As I celebrate my 25th year volunteering as an eye surgeon in Southeast Asia. I am delighted to share photos and stories about the vision challenges and the people and cultures of India, Nepal, Cambodia, Myanmar, Bangladesh, and Vietnam.  - Dr. Gary Barth

Chronicle 24 - Myanmar(Burma)  Eye Surgeon Training Quota:  “One male a year”

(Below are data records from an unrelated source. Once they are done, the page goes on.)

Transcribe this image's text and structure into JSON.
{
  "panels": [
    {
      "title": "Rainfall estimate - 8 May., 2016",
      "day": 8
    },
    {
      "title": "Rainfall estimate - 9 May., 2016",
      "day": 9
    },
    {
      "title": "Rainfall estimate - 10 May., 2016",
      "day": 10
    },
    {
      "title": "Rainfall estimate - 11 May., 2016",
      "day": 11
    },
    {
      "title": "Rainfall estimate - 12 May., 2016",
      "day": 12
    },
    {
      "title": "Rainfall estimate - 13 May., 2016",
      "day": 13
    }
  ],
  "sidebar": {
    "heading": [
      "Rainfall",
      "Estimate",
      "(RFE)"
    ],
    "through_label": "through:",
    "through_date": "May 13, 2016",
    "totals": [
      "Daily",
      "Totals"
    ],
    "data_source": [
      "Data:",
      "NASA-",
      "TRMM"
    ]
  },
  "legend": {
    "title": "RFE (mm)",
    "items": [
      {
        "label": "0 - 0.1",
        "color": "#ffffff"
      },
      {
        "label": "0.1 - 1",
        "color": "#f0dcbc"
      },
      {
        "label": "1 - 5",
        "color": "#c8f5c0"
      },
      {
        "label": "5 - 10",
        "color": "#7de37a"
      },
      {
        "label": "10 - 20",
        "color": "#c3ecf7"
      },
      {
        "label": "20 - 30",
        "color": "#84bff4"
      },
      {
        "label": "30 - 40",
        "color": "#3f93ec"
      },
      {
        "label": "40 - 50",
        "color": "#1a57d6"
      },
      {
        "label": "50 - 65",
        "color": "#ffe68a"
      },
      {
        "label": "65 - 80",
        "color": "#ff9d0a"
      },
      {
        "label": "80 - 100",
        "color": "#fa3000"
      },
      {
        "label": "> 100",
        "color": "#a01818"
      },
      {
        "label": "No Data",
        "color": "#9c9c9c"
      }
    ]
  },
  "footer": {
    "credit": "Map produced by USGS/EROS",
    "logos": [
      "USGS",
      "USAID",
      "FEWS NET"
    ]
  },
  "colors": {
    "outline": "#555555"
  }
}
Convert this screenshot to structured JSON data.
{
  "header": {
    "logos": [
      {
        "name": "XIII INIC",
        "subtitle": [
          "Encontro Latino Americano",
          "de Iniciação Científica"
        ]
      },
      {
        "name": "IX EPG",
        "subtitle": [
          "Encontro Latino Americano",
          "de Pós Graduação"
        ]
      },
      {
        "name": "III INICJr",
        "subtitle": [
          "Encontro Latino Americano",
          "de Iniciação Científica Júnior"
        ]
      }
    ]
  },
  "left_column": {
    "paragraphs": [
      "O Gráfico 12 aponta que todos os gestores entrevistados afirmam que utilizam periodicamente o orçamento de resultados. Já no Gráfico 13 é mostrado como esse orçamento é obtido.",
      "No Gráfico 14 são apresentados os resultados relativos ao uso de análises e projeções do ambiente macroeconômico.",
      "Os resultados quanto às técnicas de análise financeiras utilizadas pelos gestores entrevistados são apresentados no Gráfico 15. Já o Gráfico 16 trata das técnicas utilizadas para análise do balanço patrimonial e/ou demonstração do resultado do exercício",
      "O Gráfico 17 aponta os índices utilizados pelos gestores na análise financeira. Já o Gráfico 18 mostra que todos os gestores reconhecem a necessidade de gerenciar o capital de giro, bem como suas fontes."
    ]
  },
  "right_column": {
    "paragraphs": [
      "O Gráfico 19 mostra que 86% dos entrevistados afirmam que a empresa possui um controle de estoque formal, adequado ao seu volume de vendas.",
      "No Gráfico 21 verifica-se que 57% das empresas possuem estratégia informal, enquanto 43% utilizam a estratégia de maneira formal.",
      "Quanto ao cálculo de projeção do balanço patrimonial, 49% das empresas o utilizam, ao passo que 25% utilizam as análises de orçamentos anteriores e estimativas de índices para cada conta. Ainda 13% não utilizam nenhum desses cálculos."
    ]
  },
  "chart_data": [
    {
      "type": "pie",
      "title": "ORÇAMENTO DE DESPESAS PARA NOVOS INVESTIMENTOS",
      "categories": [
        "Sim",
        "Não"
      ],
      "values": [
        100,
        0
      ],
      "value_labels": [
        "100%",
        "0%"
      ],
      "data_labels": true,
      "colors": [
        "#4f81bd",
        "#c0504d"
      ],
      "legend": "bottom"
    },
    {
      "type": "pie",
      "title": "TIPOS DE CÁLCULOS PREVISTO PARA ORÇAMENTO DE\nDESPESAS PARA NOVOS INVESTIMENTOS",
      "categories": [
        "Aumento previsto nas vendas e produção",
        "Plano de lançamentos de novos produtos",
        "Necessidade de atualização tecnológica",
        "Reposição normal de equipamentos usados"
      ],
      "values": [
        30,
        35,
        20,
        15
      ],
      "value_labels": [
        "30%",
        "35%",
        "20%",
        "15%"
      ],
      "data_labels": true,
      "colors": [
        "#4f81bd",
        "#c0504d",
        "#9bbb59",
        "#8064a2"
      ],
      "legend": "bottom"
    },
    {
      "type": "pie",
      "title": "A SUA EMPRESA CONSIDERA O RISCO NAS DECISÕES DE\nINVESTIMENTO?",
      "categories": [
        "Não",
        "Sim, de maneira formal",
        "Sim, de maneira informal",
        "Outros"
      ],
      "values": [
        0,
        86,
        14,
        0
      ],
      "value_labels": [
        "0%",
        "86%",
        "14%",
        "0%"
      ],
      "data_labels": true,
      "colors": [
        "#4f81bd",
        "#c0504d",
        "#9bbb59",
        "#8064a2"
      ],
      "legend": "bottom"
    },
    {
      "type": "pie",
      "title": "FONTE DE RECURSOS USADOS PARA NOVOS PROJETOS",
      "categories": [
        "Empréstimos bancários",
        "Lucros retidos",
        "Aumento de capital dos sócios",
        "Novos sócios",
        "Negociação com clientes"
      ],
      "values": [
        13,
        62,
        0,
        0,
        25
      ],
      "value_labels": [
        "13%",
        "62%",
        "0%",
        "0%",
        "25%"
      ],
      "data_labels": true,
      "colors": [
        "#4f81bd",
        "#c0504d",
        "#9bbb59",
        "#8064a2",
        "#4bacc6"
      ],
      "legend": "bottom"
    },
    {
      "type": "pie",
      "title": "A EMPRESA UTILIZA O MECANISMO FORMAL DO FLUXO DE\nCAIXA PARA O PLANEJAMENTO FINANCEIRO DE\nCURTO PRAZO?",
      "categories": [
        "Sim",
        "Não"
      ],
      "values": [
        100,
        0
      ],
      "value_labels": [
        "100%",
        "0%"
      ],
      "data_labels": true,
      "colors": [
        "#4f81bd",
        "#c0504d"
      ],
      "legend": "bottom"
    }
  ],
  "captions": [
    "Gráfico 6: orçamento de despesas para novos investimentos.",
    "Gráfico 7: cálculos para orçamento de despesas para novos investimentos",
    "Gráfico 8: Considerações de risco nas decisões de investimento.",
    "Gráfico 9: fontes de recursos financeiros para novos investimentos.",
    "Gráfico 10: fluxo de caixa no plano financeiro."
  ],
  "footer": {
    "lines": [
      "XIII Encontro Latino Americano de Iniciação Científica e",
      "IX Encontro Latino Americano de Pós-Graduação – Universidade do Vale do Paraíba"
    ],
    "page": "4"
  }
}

During World War II, Britain ruled over India and its eastern neighbor, then called Burma.  

 

I have volunteered in these neighboring two countries 17 times.  One of the huge differences in medical care is the status of women. 

 

Burma, now renamed Myanmar, gained independence in 1948. It has now become a military dictatorship. However, outside of the military junta, the role of women in this predominately Theravadan Buddhist country has become the polar opposite of its neighbor India.

 

For instance,  I purposely went into a Mynamar “Arab Bank” to see if women were proportionally represented in a Muslim-funded bank.  To my surprise, only the security guard was male.

 

Further evidence of the improved status of women was brought home to me on a trip there to meet with the head of the Department of Ophthalmology in the capital Yangon.
 

I was invited to the National Medical School to perform corneal transplants and give a lecture to the 30 ophthalmic residents. This is a picture I took from the podium of the lecture participants. You will note only one male.  

 

When I asked the Department Chairman about the gender ratio, he said:  “We have a quota of accepting one male per year so that on trips outside the capital city, the other surgical residents will feel safer.  If we only accepted on merit and study skills, we would have ten females a year.”